[ODE] LCP solution methods
David Black
dblack at fastmail.fm
Wed Jan 5 21:21:31 MST 2005
Hi,
Look at the human hand paper at:
http://ode.org/cgi-bin/wiki.pl?OdeInternalsDocumentation and the ODE
user manual for what they mean by CFM(and ERP)....
David
Sergei Migdalskiy wrote:
> Reverse engineering isn't my strong side.. I tried to look through the
> code though and..
>
> Can someone explain, does SOR_LCP use the J_invM_JT matrix directly or
> does it precondition it to make the method converge faster?
>
> Also, can someone advice me how CFM is used, from the math standpoint?
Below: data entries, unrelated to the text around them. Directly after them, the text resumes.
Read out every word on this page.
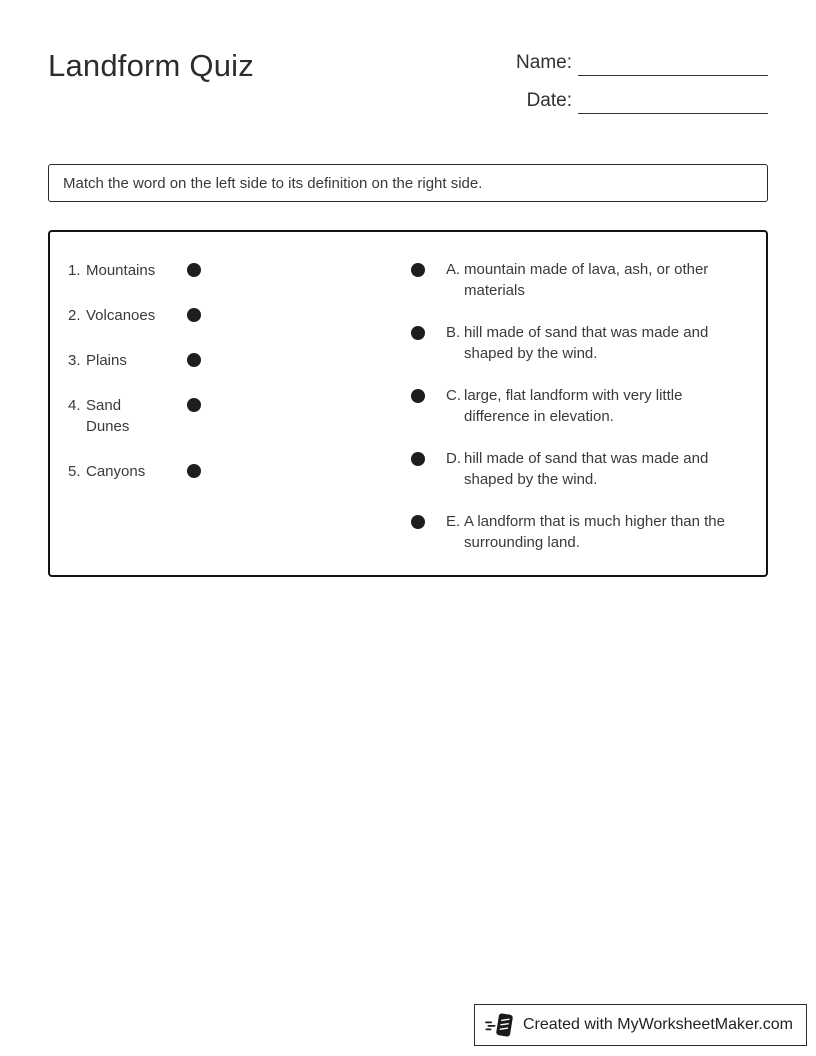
Landform Quiz	Name:
Date:
Match the word on the left side to its definition on the right side.
1. Mountains
2. Volcanoes
3. Plains
4. Sand Dunes
5. Canyons
A. mountain made of lava, ash, or other materials
B. hill made of sand that was made and shaped by the wind.
C. large, flat landform with very little difference in elevation.
D. hill made of sand that was made and shaped by the wind.
E. A landform that is much higher than the surrounding land.
Created with MyWorksheetMaker.com
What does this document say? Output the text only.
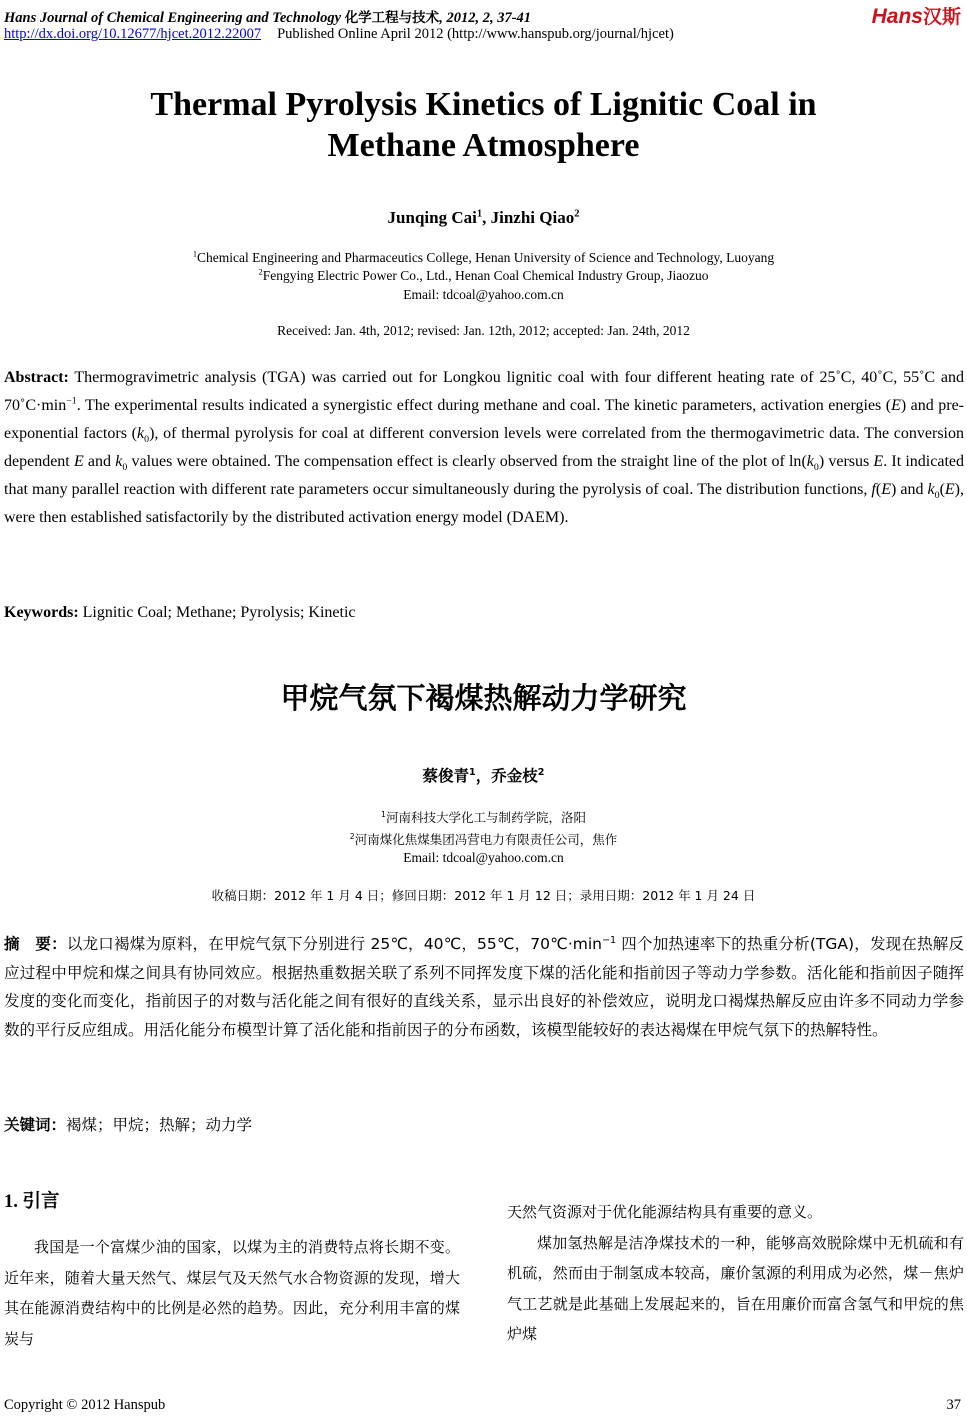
Hans Journal of Chemical Engineering and Technology 化学工程与技术, 2012, 2, 37-41	Hans汉斯
http://dx.doi.org/10.12677/hjcet.2012.22007 Published Online April 2012 (http://www.hanspub.org/journal/hjcet)
Thermal Pyrolysis Kinetics of Lignitic Coal in
Methane Atmosphere
Junqing Cai$^1$, Jinzhi Qiao$^2$
$^1$Chemical Engineering and Pharmaceutics College, Henan University of Science and Technology, Luoyang
$^2$Fengying Electric Power Co., Ltd., Henan Coal Chemical Industry Group, Jiaozuo
Email: tdcoal@yahoo.com.cn
Received: Jan. 4th, 2012; revised: Jan. 12th, 2012; accepted: Jan. 24th, 2012
Abstract: Thermogravimetric analysis (TGA) was carried out for Longkou lignitic coal with four different heating rate of 25˚C, 40˚C, 55˚C and $70˚C\cdot\min^{-1}$. The experimental results indicated a synergistic effect during methane and coal. The kinetic parameters, activation energies (E) and pre-exponential factors $(k_0)$, of thermal pyrolysis for coal at different conversion levels were correlated from the thermogavimetric data. The conversion dependent E and $k_0$ values were obtained. The compensation effect is clearly observed from the straight line of the plot of $\ln(k_0)$ versus E. It indicated that many parallel reaction with different rate parameters occur simultaneously during the pyrolysis of coal. The distribution functions, f(E) and $k_0(E)$, were then established satisfactorily by the distributed activation energy model (DAEM).
Keywords: Lignitic Coal; Methane; Pyrolysis; Kinetic
甲烷气氛下褐煤热解动力学研究
蔡俊青$^1$，乔金枝$^2$
$^1$河南科技大学化工与制药学院，洛阳
$^2$河南煤化焦煤集团冯营电力有限责任公司，焦作
Email: tdcoal@yahoo.com.cn
收稿日期：2012 年 1 月 4 日；修回日期：2012 年 1 月 12 日；录用日期：2012 年 1 月 24 日
摘　要：以龙口褐煤为原料，在甲烷气氛下分别进行 25℃，40℃，55℃，$70℃\cdot\min^{-1}$ 四个加热速率下的热重分析(TGA)，发现在热解反应过程中甲烷和煤之间具有协同效应。根据热重数据关联了系列不同挥发度下煤的活化能和指前因子等动力学参数。活化能和指前因子随挥发度的变化而变化，指前因子的对数与活化能之间有很好的直线关系，显示出良好的补偿效应，说明龙口褐煤热解反应由许多不同动力学参数的平行反应组成。用活化能分布模型计算了活化能和指前因子的分布函数，该模型能较好的表达褐煤在甲烷气氛下的热解特性。
关键词：褐煤；甲烷；热解；动力学
1. 引言

我国是一个富煤少油的国家，以煤为主的消费特点将长期不变。近年来，随着大量天然气、煤层气及天然气水合物资源的发现，增大其在能源消费结构中的比例是必然的趋势。因此，充分利用丰富的煤炭与

天然气资源对于优化能源结构具有重要的意义。

煤加氢热解是洁净煤技术的一种，能够高效脱除煤中无机硫和有机硫，然而由于制氢成本较高，廉价氢源的利用成为必然，煤－焦炉气工艺就是此基础上发展起来的，旨在用廉价而富含氢气和甲烷的焦炉煤

Copyright © 2012 Hanspub	37
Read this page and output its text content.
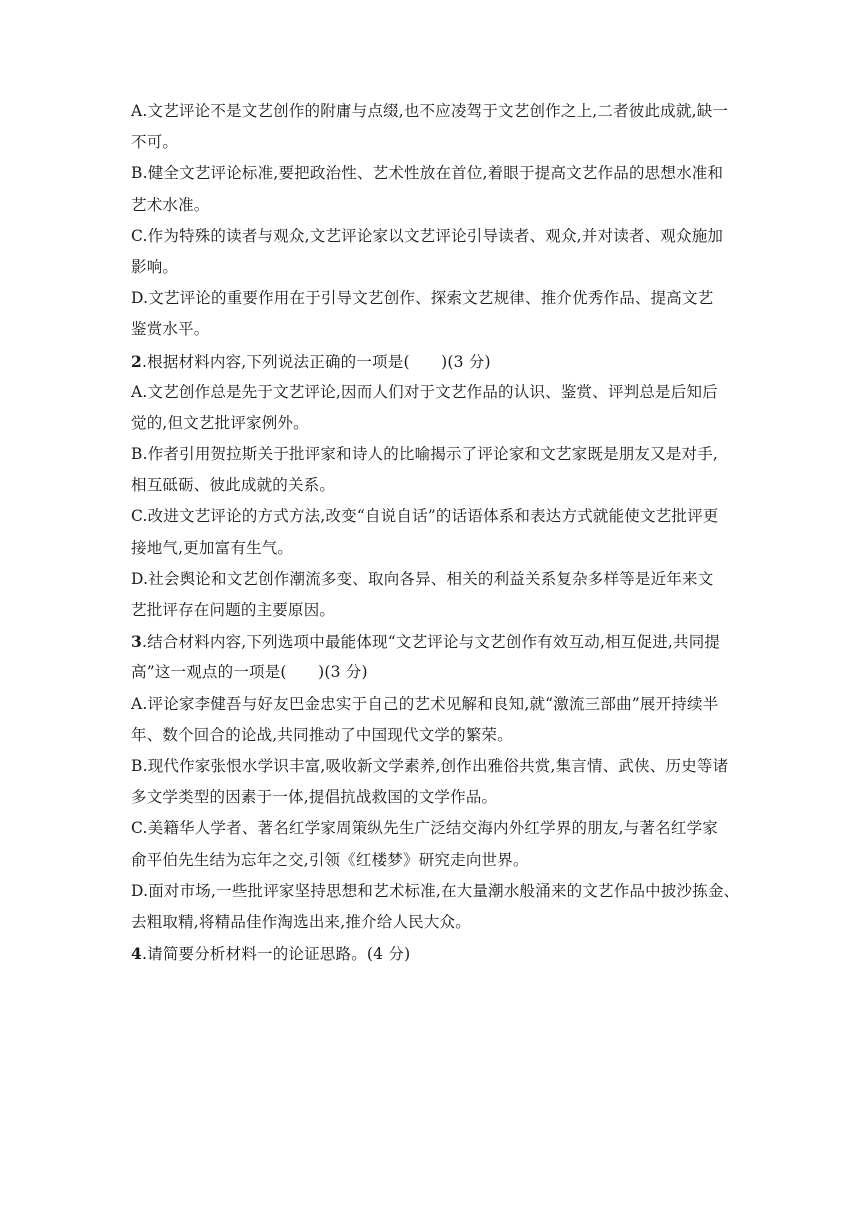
A.文艺评论不是文艺创作的附庸与点缀,也不应凌驾于文艺创作之上,二者彼此成就,缺一
不可。
B.健全文艺评论标准,要把政治性、艺术性放在首位,着眼于提高文艺作品的思想水准和
艺术水准。
C.作为特殊的读者与观众,文艺评论家以文艺评论引导读者、观众,并对读者、观众施加
影响。
D.文艺评论的重要作用在于引导文艺创作、探索文艺规律、推介优秀作品、提高文艺
鉴赏水平。
2.根据材料内容,下列说法正确的一项是(　　)(3 分)
A.文艺创作总是先于文艺评论,因而人们对于文艺作品的认识、鉴赏、评判总是后知后
觉的,但文艺批评家例外。
B.作者引用贺拉斯关于批评家和诗人的比喻揭示了评论家和文艺家既是朋友又是对手,
相互砥砺、彼此成就的关系。
C.改进文艺评论的方式方法,改变“自说自话”的话语体系和表达方式就能使文艺批评更
接地气,更加富有生气。
D.社会舆论和文艺创作潮流多变、取向各异、相关的利益关系复杂多样等是近年来文
艺批评存在问题的主要原因。
3.结合材料内容,下列选项中最能体现“文艺评论与文艺创作有效互动,相互促进,共同提
高”这一观点的一项是(　　)(3 分)
A.评论家李健吾与好友巴金忠实于自己的艺术见解和良知,就“激流三部曲”展开持续半
年、数个回合的论战,共同推动了中国现代文学的繁荣。
B.现代作家张恨水学识丰富,吸收新文学素养,创作出雅俗共赏,集言情、武侠、历史等诸
多文学类型的因素于一体,提倡抗战救国的文学作品。
C.美籍华人学者、著名红学家周策纵先生广泛结交海内外红学界的朋友,与著名红学家
俞平伯先生结为忘年之交,引领《红楼梦》研究走向世界。
D.面对市场,一些批评家坚持思想和艺术标准,在大量潮水般涌来的文艺作品中披沙拣金、
去粗取精,将精品佳作淘选出来,推介给人民大众。
4.请简要分析材料一的论证思路。(4 分)
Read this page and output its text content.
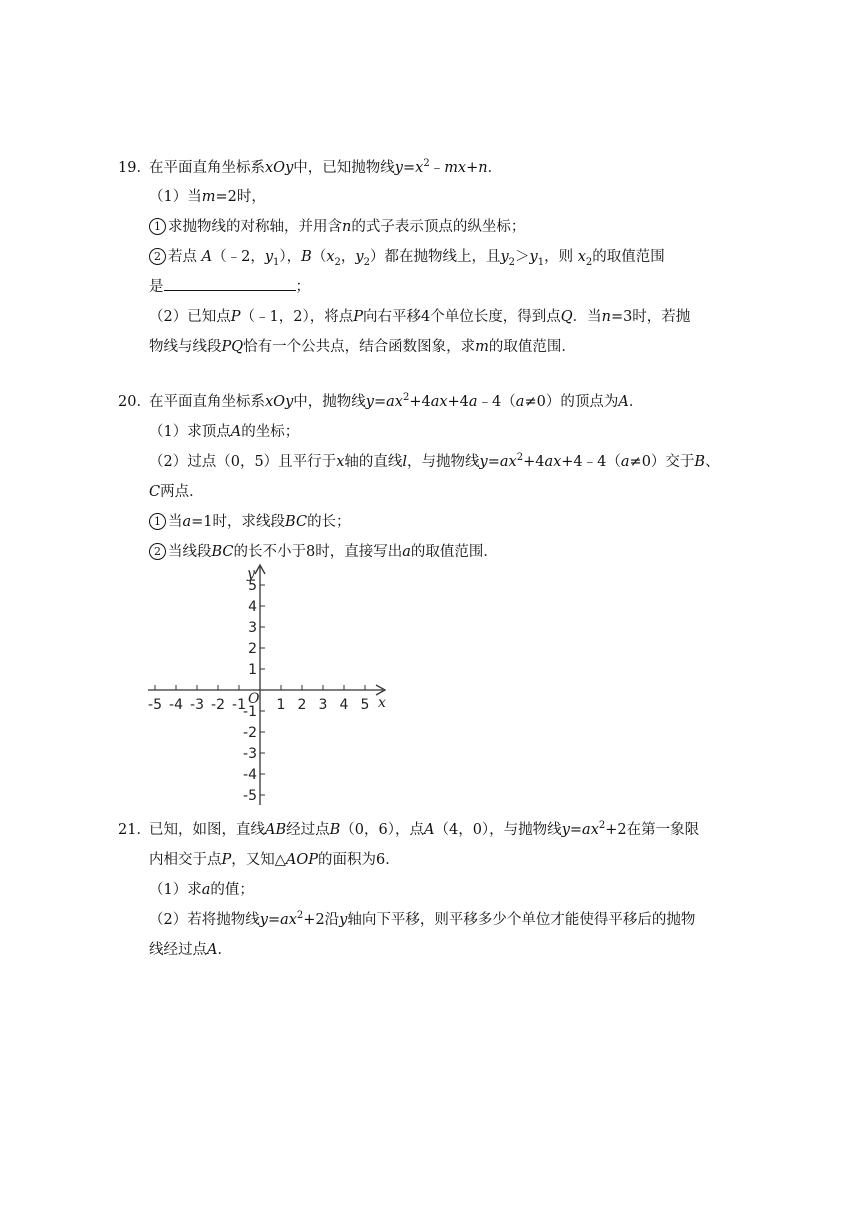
19．
在平面直角坐标系xOy中，已知抛物线$y=x^2﹣mx+n$．
（1）当m=2时，
1 求抛物线的对称轴，并用含n的式子表示顶点的纵坐标；
2 若点 A（﹣2，$y_1$），$B(x_2$，$y_2$）都在抛物线上，且$y_2>y_1$，则 $x_2$的取值范围
是	；
（2）已知点P（﹣1，2），将点P向右平移4个单位长度，得到点Q．当n=3时，若抛
物线与线段PQ恰有一个公共点，结合函数图象，求m的取值范围．
20．
在平面直角坐标系xOy中，抛物线$y=ax^2+4ax+4a﹣4(a\ne 0)$的顶点为A．
（1）求顶点A的坐标；
（2）过点（0，5）且平行于x轴的直线l，与抛物线$y=ax^2+4ax+4﹣4(a\ne 0)$交于B、
C两点．
1 当a=1时，求线段BC的长；
2 当线段BC的长不小于8时，直接写出a的取值范围．
-5 -4 -3 -2 -1 1 2 3 4 5
5
4
3
2
1
-1
-2
-3
-4
-5
x
y
O
21．
已知，如图，直线AB经过点B（0，6），点A（4，0），与抛物线$y=ax^2+2$在第一象限
内相交于点P，又知△AOP的面积为6．
（1）求a的值；
（2）若将抛物线$y=ax^2+2$沿y轴向下平移，则平移多少个单位才能使得平移后的抛物
线经过点A．
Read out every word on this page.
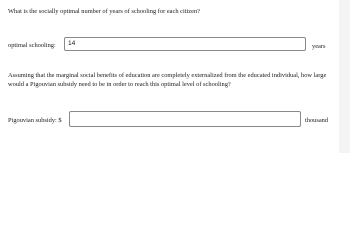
What is the socially optimal number of years of schooling for each citizen?
optimal schooling:	14	years
Assuming that the marginal social benefits of education are completely externalized from the educated individual, how large would a Pigouvian subsidy need to be in order to reach this optimal level of schooling?
Pigouvian subsidy: $	thousand
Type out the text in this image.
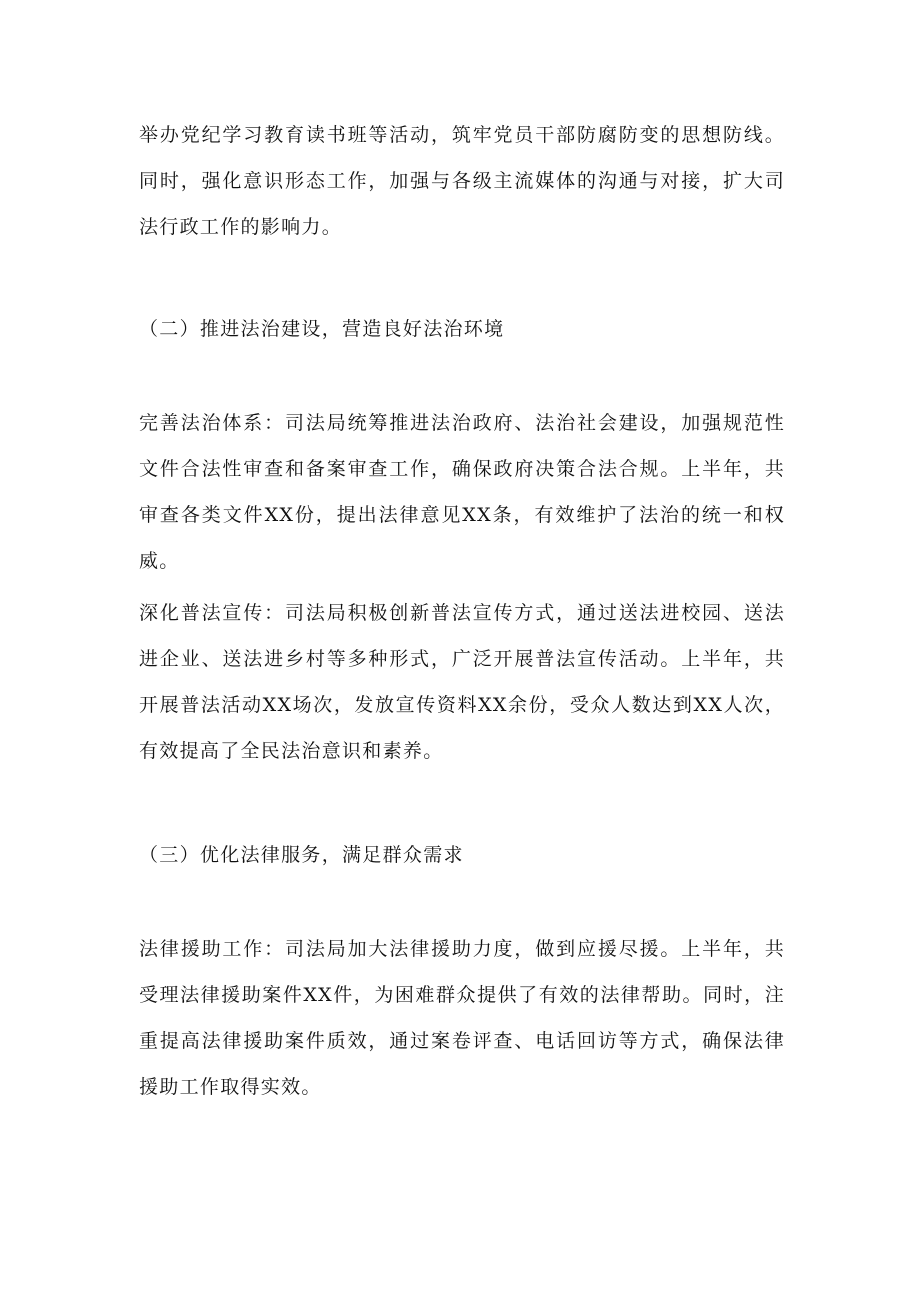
举办党纪学习教育读书班等活动，筑牢党员干部防腐防变的思想防线。同时，强化意识形态工作，加强与各级主流媒体的沟通与对接，扩大司法行政工作的影响力。

（二）推进法治建设，营造良好法治环境

完善法治体系：司法局统筹推进法治政府、法治社会建设，加强规范性文件合法性审查和备案审查工作，确保政府决策合法合规。上半年，共审查各类文件XX份，提出法律意见XX条，有效维护了法治的统一和权威。

深化普法宣传：司法局积极创新普法宣传方式，通过送法进校园、送法进企业、送法进乡村等多种形式，广泛开展普法宣传活动。上半年，共开展普法活动XX场次，发放宣传资料XX余份，受众人数达到XX人次，有效提高了全民法治意识和素养。

（三）优化法律服务，满足群众需求

法律援助工作：司法局加大法律援助力度，做到应援尽援。上半年，共受理法律援助案件XX件，为困难群众提供了有效的法律帮助。同时，注重提高法律援助案件质效，通过案卷评查、电话回访等方式，确保法律援助工作取得实效。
> is it just the transformed right-hand-side of the LCP or some
> regularization vector, or something else?
>
> Anyway, quick step is supposed to be the newest version. It uses
> SOR_LCP (right?), which is essentially the projected Gauss-Seidel with
> overrelaxation parameter(is that correct?), which is what I'm also
> using. It's probably the simplest method ever to use for LCP. What's
> the trick to make SOR converge faster? In my experiments, when there
> are levers that make the off-diagonal elements of the LCP exceed the
> corresponding diagonal element magnitudes, SOR converges very slow,
> and the quality of the solution is not satisfactory. And the
> relaxation parameter may not be >= 2.
>
> As far as stepfast is looked at (please feel free to correct me
> anyone), stepfast uses Dantzig LCP solver that maintains the dense (?)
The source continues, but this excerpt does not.